W najlepiej pojętym interesie polskiej racji stanu, o niewyobrażalnej skali – zarówno finansowej, jak tez technicznej czy naukowej, jest oparcie się o polskie zasoby, polską myśl techniczną i dbałość o polskie finanse. Jest to batalia o przyszłość kolejnych pokoleń Polaków!

Szeroka aktywność społeczna na tym polu trwa od wielu lat – przykładem jest też publikacja w „Warszawskiej Gazecie” z przełomu lipca i sierpnia 2020 roku,  p.t. „Zasoby naturalne – fundamentem przyszłego dobrobytu Polaków”(w załączeniu)[1], której jestem, wraz z inż. Krzysztofem Tytko, współautorem.
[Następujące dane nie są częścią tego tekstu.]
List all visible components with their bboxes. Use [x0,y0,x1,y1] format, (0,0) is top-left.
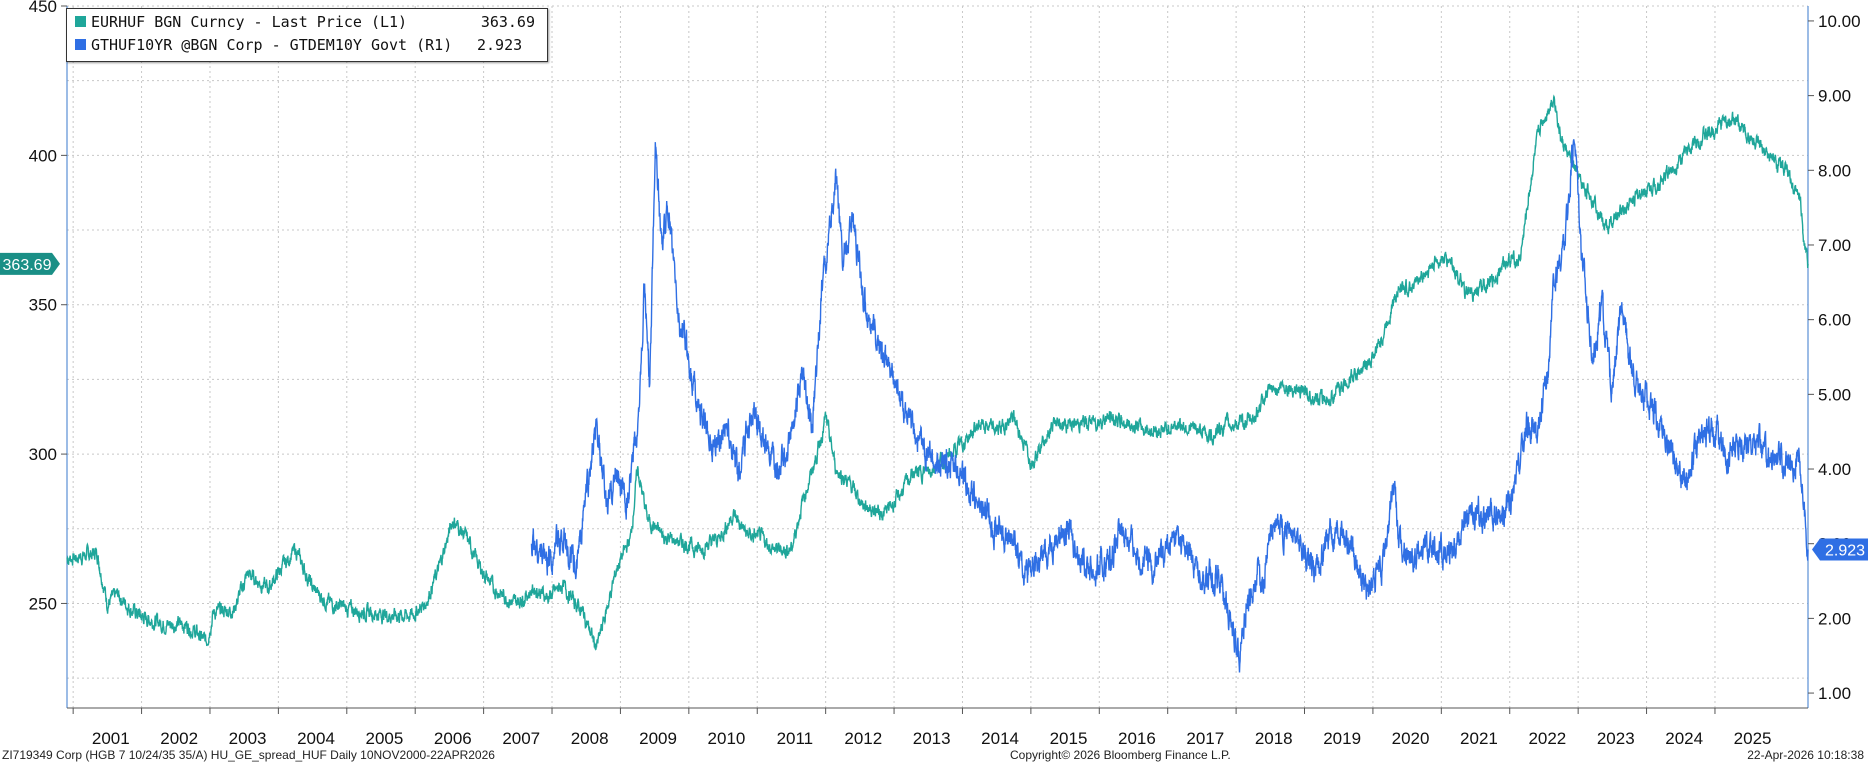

Reakcja na niniejszy list będzie dla mnie jasną odpowiedzią na pytanie, czy „Ośrodek toruński”, który zgromadził wokół siebie ogromne rzesze patriotów i wykonał (i wykonuje) dla Polski znakomitą „robotę” – pozostaje pod wpływem lobbystów, mających praktycznie nieograniczone wsparcie finansowe, i bezrefleksyjnie podąża w „jednym-jedynym poprawnym kierunku”, czy też leży Mu na sercu polska racja stanu i jest otwarty na DEBATĘ, do której zostaną dopuszczeni PROFESJONALIŚCI, również prezentujący inne poglądy, mające jednak wysokiej jakości podłoże naukowe – niż te jedyne „ politycznie poprawne”?

Z poważaniem

mgr inż. „WiTa”


[1] Brak tego załącznika – Redakcja NCMA wystąpi do autora listu o jego udostępnienie do ew. publikacji.